Wednesday, September 17, 2014

Back to the 12 Steps...

Big Book: page 69... "We reviewed our own conduct over the years past. Where had we been selfish, dishonest or inconsiderate? Whom had we hurt? Did we unjustifiably arouse jealousy, suspicion or bitterness? Where were we at fault, what should we have done instead? We got this all down on paper and looked at it."

I don't know how you 'the reader' feels about this paragraph but for me it's a very difficult one to put into action... writing down all your defects... taking a moral inventory... listing the good things about yourself if you can even begin to see what those things are... so how does one REALLY accomplish this goal honestly and effectively????  I am still looking for the answer to this question!

When I go to bed at night and my mind starts to quiet I think about my day... review the things that happened and wonder where I was resentful, selfish, dishonest, afraid, hopeless, angry, self seeking, hateful,... this list goes on and on. What could I have done better? Do I owe apologies? What am I still keeping to myself that I should share with another person? What could I have done better? Most often I make my review and decide what I could have done different... I seek God's forgiveness and ask for direction from Him.

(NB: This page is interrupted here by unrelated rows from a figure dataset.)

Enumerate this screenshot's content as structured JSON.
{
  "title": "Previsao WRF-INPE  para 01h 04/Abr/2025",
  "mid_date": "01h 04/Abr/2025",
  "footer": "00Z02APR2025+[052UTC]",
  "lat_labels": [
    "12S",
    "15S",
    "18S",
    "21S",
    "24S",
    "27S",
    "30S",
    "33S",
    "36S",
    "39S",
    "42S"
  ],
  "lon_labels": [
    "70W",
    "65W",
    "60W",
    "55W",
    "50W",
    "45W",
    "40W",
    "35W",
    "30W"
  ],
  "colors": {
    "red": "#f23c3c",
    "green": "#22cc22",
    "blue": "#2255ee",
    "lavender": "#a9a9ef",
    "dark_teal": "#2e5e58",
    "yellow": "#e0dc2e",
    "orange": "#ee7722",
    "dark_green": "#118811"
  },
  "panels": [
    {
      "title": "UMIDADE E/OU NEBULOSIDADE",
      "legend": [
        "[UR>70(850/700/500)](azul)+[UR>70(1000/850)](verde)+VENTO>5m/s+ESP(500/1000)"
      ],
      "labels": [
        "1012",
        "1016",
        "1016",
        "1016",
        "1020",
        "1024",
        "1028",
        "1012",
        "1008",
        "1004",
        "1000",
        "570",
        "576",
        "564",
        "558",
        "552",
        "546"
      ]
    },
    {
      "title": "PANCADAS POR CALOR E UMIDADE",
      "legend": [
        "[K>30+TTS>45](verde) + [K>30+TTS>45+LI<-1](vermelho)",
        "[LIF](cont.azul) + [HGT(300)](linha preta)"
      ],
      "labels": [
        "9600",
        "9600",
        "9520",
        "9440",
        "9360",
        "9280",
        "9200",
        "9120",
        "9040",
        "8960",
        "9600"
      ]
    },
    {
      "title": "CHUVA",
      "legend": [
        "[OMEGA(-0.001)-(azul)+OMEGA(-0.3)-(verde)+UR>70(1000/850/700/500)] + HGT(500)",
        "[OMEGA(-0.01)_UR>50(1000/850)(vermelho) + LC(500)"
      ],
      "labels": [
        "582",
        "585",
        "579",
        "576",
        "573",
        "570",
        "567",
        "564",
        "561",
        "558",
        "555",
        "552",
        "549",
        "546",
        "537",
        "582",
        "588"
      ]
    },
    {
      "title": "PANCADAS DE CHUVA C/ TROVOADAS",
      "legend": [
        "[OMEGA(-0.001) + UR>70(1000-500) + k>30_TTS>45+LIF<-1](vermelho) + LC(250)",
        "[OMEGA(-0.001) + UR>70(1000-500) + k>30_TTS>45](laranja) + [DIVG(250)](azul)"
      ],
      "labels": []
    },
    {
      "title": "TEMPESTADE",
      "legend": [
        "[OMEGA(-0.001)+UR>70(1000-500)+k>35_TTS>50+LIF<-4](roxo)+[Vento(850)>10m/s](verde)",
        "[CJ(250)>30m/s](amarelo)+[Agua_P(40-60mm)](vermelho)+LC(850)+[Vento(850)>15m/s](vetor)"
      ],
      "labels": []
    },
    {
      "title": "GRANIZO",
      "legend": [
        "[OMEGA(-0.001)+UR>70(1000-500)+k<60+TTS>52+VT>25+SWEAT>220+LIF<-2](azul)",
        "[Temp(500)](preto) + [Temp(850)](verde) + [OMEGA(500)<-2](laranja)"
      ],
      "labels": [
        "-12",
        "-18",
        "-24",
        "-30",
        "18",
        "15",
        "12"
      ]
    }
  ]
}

When I awake in the mornings I think about the 24 hours ahead (I try very very hard to just focus on today but it doesn't always work that way for me) another fault I need to continue to work on. As I consider my plans for the day (do I work... am I off & what can I do to get things accomplished at home... is there someone I can visit with whom I can encourage and find encouragement... how do I fit others into my day when I just want to be alone? I ask God to direct my thinking. I want to be free of so many of the things that weigh me down... self pity, self seeking behavior!!! I long for my thinking to be free from wrong motives. I long for answers that I don't feel I am getting... I long for answers to my whys & what ifs. 

I feel so completely exhausted most of the time... I get plenty of sleep (usually a very good sleep) occasionally my sleep is disrupted by horrible dreams and as of lately dreams of drinking... I long for a job that pays well & allows me to have health/retirement benefits without a physically exhausting labor... I long for a quiet - peaceful mind... I long for someone to share in all these things.

I would be lying if I said I don't think about drinking OFTEN... It has definitely lessened the amount of time that the thoughts come but they still come... when I am tired (which is so much of the time) and feeling let down or upset... the thoughts come... "just one drink - no one has to know - one drink to just numb yourself - just one drink"... I know where that ONE drink leads so I avoid it.... so then I think maybe it's just time to work the 12 steps again... go through my book, read the highlights and the notes, read my journals from treatment, look at my usage history and my goals, read the assignments the kids had to do in the family education and then just re-evaluate everything.